The most famous, Punxsutawney Phil, will make his annual winter weather forecast on Wednesday, drawing attention to the creatures also known as woodchucks, marmots, land beavers and even whistle pigs for their distinctive sound.
Participants on the Mississippi Department of Wildlife, Fisheries and Parks web forum have reported several sightings, and the beaver-like critters – without the wide tail – have been sighted in the city limits of Oxford and Abbeville.
“We do have a population,” confirmed Scott Baker, an MDWFP wildlife biologist. A couple of years ago, he added, “We had a report of a sighting as far south as Trace State Park. If their populations are increasing, it’s because all their needs are being met for everyday survival – food, water, space and cover.”
At typical adult weights of 5 to 13 pounds, groundhogs are the largest members of the squirrel family.
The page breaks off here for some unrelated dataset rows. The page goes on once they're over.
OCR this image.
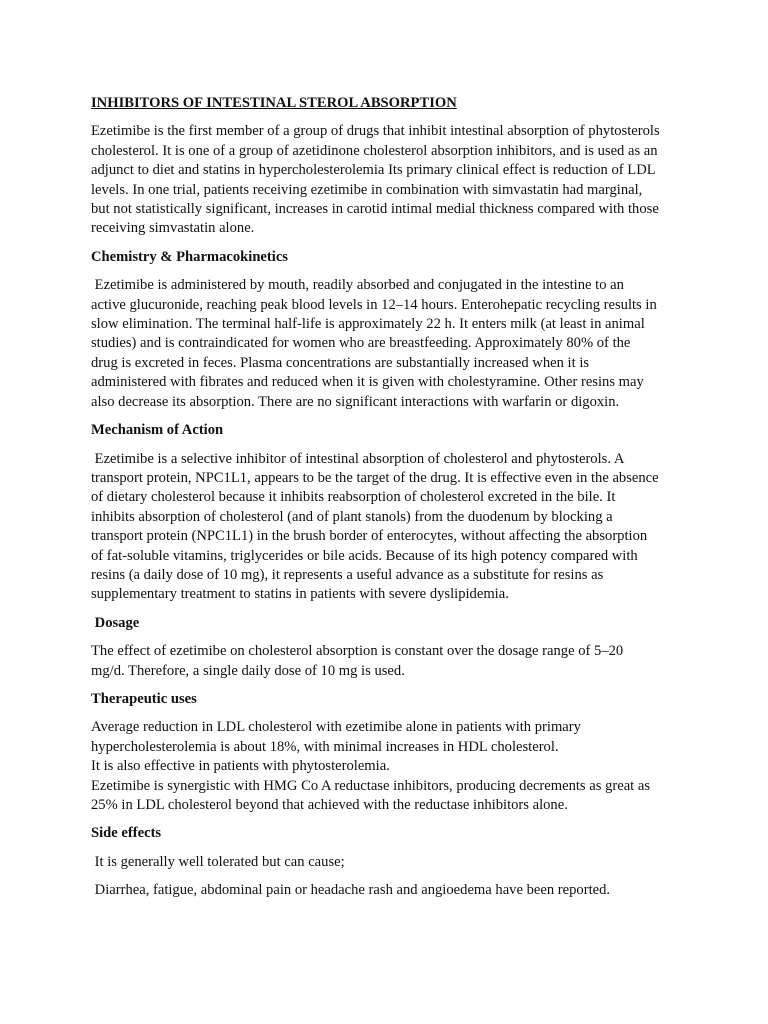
INHIBITORS OF INTESTINAL STEROL ABSORPTION
Ezetimibe is the first member of a group of drugs that inhibit intestinal absorption of phytosterols
cholesterol. It is one of a group of azetidinone cholesterol absorption inhibitors, and is used as an
adjunct to diet and statins in hypercholesterolemia Its primary clinical effect is reduction of LDL
levels. In one trial, patients receiving ezetimibe in combination with simvastatin had marginal,
but not statistically significant, increases in carotid intimal medial thickness compared with those
receiving simvastatin alone.
Chemistry & Pharmacokinetics
Ezetimibe is administered by mouth, readily absorbed and conjugated in the intestine to an
active glucuronide, reaching peak blood levels in 12–14 hours. Enterohepatic recycling results in
slow elimination. The terminal half-life is approximately 22 h. It enters milk (at least in animal
studies) and is contraindicated for women who are breastfeeding. Approximately 80% of the
drug is excreted in feces. Plasma concentrations are substantially increased when it is
administered with fibrates and reduced when it is given with cholestyramine. Other resins may
also decrease its absorption. There are no significant interactions with warfarin or digoxin.
Mechanism of Action
Ezetimibe is a selective inhibitor of intestinal absorption of cholesterol and phytosterols. A
transport protein, NPC1L1, appears to be the target of the drug. It is effective even in the absence
of dietary cholesterol because it inhibits reabsorption of cholesterol excreted in the bile. It
inhibits absorption of cholesterol (and of plant stanols) from the duodenum by blocking a
transport protein (NPC1L1) in the brush border of enterocytes, without affecting the absorption
of fat-soluble vitamins, triglycerides or bile acids. Because of its high potency compared with
resins (a daily dose of 10 mg), it represents a useful advance as a substitute for resins as
supplementary treatment to statins in patients with severe dyslipidemia.
Dosage
The effect of ezetimibe on cholesterol absorption is constant over the dosage range of 5–20
mg/d. Therefore, a single daily dose of 10 mg is used.
Therapeutic uses
Average reduction in LDL cholesterol with ezetimibe alone in patients with primary
hypercholesterolemia is about 18%, with minimal increases in HDL cholesterol.
It is also effective in patients with phytosterolemia.
Ezetimibe is synergistic with HMG Co A reductase inhibitors, producing decrements as great as
25% in LDL cholesterol beyond that achieved with the reductase inhibitors alone.
Side effects
It is generally well tolerated but can cause;
Diarrhea, fatigue, abdominal pain or headache rash and angioedema have been reported.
They are herbivores and hibernate several months each winter. Woodchucks don’t chuck wood, one current comedic commercial notwithstanding, but they do move prodigious amounts of earth to create their burrows several feet underground.
Groundhogs are a threat to humans only if they are cornered or if they have rabies. While some people might thus see the large rodents as cute, folks who grow vegetables often take a less charitable view.
“Groundhogs are the bane of many a gardener,” states animals.nationalgeographic.com. “They can decimate a plot while voraciously feeding during the summer and fall seasons.”
It’s no wonder that on vegetable-growing forums, countermeasures from electric fences to watchdogs are a favorite topic. Some gardeners even quite literally savor the sweet flavor of revenge.
Responding to a question about how best to dispatch a humanely trapped groundhog, one poster on gardenweb.com suggested, “If you ask around you might find someone willing to take them off your hands. They’re mighty good eating.”